Submitted by benanne t3_107g3yf in MachineLearning
benanne OP t1_j427zj0 wrote
Reply to comment by chodegoblin69 in [R] Diffusion language models by benanne
One indirect advantage for working with very long sequences is the lack of causality constraint, which makes it very easy to use architectures where computation is largely decoupled from the sequence length, like Perceivers (https://arxiv.org/abs/2103.03206, https://arxiv.org/abs/2107.14795), or Recurrent Interface Networks (https://arxiv.org/abs/2212.11972).
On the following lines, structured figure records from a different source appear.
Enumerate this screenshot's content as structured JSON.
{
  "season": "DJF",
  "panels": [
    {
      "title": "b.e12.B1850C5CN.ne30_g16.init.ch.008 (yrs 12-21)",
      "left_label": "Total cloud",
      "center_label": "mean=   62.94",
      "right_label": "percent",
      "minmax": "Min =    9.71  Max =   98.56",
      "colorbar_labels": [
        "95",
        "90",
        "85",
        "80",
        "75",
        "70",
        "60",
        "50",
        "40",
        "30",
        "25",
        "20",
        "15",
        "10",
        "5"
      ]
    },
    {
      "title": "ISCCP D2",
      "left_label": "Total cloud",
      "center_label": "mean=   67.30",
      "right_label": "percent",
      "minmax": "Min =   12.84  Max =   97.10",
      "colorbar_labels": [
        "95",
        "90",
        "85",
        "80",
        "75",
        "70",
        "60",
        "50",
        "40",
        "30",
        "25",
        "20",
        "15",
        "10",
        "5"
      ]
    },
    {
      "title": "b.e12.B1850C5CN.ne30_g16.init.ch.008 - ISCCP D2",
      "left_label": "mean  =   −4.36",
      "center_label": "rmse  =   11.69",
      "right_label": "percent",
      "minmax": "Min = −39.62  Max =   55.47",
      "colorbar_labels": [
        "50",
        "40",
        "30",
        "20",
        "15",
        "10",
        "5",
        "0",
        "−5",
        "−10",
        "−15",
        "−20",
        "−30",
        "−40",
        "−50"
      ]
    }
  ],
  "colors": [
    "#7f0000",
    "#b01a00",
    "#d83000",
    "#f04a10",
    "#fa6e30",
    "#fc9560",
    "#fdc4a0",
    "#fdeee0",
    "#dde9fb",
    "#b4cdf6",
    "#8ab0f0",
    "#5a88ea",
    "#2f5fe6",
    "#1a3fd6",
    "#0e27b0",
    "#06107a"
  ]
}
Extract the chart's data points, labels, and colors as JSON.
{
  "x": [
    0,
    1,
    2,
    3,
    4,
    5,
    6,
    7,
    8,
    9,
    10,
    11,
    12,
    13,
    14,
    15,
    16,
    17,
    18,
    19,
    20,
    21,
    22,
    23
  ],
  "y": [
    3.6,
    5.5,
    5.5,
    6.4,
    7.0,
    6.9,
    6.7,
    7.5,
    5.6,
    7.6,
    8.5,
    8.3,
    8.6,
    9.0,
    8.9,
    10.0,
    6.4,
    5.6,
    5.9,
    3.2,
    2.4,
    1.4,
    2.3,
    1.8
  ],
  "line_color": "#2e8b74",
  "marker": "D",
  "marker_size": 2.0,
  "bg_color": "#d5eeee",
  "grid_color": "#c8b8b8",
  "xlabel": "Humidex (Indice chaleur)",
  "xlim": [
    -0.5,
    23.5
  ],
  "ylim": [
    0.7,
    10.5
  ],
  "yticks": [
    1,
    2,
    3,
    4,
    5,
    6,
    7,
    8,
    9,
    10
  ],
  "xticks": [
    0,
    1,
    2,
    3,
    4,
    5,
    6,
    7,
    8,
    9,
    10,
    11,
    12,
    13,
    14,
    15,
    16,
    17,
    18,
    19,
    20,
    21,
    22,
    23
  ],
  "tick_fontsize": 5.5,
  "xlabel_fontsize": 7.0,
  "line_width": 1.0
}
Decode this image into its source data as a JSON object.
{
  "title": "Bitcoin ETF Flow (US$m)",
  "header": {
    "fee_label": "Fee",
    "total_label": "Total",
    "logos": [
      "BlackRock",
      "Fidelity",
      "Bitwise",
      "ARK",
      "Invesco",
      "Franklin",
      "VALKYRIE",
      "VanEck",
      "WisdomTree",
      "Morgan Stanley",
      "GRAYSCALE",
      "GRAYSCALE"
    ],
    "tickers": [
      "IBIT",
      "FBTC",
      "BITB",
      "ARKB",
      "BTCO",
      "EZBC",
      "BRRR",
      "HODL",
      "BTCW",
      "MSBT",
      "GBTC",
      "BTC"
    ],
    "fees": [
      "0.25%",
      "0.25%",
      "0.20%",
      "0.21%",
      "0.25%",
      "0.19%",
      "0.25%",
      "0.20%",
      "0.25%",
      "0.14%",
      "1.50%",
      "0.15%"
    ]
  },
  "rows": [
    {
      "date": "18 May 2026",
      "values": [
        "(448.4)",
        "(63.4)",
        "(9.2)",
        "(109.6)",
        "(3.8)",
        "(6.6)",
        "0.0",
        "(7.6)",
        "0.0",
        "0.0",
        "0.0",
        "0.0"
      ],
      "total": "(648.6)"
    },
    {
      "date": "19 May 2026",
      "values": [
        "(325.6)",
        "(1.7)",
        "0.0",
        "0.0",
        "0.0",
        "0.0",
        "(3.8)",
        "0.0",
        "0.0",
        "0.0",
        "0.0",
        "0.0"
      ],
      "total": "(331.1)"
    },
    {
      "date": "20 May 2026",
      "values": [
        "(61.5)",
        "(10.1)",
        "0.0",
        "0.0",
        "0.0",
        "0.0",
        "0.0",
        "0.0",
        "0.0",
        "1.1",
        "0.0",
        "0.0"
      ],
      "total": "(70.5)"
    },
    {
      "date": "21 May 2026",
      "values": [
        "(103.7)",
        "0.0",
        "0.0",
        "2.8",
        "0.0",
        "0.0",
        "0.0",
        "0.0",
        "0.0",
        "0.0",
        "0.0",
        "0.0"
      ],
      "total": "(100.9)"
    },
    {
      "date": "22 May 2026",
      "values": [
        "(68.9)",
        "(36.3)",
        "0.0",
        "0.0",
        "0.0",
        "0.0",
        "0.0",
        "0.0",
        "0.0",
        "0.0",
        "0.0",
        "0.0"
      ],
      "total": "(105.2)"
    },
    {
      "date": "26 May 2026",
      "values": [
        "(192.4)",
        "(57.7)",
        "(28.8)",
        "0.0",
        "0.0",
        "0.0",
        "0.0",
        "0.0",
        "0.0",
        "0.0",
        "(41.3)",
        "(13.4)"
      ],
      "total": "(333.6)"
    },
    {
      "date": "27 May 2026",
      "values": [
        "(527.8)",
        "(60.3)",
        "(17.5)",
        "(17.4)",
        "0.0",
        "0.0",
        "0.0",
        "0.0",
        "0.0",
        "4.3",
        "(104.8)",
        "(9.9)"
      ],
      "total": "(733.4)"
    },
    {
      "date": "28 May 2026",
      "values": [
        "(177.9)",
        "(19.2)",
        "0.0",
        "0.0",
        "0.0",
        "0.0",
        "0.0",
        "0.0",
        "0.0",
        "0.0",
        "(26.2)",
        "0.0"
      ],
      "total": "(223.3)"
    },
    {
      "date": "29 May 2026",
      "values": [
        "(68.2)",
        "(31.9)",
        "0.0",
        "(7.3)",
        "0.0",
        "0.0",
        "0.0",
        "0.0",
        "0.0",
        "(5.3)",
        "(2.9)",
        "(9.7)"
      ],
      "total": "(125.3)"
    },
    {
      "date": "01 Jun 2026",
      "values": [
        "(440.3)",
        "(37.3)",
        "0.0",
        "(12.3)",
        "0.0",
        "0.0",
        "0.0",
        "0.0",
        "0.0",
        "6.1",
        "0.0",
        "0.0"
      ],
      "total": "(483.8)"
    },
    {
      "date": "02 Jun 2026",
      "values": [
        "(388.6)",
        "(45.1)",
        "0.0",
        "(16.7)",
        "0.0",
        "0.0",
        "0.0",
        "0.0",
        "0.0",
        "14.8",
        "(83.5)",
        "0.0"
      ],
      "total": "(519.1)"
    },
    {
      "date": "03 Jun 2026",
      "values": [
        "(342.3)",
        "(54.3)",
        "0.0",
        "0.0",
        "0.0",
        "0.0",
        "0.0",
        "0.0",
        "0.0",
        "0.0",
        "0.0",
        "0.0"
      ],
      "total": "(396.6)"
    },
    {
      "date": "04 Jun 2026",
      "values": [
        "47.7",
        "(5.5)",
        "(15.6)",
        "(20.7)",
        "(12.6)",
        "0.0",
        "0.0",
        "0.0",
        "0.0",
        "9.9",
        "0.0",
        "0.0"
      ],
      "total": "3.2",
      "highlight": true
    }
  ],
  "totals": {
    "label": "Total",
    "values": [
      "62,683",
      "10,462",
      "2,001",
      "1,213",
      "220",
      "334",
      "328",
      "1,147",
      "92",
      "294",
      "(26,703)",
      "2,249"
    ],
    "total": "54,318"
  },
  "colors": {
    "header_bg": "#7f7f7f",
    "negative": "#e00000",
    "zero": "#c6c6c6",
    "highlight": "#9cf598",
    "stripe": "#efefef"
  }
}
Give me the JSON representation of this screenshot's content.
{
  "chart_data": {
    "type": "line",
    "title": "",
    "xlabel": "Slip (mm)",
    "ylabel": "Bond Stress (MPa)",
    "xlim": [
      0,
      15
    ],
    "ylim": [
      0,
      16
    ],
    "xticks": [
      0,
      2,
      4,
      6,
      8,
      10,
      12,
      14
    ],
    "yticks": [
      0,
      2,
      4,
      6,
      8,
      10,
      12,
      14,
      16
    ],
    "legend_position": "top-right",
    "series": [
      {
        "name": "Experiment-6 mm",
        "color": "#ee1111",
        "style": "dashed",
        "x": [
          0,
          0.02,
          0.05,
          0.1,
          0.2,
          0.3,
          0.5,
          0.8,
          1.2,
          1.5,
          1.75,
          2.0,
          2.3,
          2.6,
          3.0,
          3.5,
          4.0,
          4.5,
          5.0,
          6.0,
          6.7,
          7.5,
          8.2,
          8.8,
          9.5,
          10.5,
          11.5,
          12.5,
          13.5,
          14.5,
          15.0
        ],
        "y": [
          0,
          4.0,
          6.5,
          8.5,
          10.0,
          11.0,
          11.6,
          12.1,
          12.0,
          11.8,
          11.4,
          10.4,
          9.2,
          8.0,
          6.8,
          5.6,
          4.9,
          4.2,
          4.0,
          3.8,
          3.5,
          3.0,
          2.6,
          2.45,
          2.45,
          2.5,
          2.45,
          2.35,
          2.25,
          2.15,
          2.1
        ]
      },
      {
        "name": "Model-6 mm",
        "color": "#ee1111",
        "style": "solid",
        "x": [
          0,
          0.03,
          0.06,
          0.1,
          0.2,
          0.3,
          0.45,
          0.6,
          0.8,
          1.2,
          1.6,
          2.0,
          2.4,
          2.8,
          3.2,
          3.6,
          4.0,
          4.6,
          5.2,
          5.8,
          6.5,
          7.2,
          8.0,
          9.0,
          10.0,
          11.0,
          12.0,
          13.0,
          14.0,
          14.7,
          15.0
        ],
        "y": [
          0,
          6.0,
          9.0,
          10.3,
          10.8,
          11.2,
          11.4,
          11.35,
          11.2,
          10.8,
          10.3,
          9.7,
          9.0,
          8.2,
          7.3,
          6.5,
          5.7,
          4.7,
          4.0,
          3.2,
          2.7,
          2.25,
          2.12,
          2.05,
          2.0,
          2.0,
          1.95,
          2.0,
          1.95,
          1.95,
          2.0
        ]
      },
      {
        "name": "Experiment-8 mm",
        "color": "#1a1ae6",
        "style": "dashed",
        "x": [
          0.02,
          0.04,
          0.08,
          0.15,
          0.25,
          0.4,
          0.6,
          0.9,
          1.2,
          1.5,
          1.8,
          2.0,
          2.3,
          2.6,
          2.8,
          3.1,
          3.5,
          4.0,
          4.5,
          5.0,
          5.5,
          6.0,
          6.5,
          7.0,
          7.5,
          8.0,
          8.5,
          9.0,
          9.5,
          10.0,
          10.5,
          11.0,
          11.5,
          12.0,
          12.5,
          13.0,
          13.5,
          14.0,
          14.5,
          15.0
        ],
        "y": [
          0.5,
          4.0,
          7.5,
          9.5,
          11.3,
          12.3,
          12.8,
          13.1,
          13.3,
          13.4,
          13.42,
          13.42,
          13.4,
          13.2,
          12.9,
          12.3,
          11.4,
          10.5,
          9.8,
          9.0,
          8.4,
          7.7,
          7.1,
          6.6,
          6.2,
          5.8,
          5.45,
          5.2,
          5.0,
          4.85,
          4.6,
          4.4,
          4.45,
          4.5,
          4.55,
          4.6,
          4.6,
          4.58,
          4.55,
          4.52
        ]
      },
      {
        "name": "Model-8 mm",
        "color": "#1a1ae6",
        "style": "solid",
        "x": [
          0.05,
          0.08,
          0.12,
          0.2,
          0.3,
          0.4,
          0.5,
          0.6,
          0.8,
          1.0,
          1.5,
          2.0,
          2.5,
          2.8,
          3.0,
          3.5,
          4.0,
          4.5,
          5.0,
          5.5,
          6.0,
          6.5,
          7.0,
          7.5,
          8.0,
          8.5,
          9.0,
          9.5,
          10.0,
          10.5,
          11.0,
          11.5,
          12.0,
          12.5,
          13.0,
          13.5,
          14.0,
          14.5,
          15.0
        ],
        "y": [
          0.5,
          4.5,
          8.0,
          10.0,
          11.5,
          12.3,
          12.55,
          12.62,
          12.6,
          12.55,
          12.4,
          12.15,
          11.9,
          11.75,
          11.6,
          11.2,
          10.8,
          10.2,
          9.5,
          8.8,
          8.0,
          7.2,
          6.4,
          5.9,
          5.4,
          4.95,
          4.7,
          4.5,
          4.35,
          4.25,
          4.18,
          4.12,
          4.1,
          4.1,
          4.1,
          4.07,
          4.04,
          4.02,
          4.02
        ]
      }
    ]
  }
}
This is highly speculative though :)
(I am aware that an autoregressive variant of the Perceiver architecture exists (https://arxiv.org/abs/2202.07765), but it is actually quite a bit less general/flexible than Perceiver IO / the original Perceiver.)
chodegoblin69 t1_j44uao7 wrote
Thank you, I will check those out.
Diffusion’s lack of causality constraint seems like a pretty tall hurdle for tasks with output formats requiring “fluency” (like summarization) though. Kind of like drawing hands early on in stable diffusion (or drawing most anything coherently for earlier models like disco diffusion). Multiple-choice question answering seems like a more natural domain, though certainly doesn’t show off the “expressive” generative abilities. Fluency probably improves significantly with scale and fine-tuning though.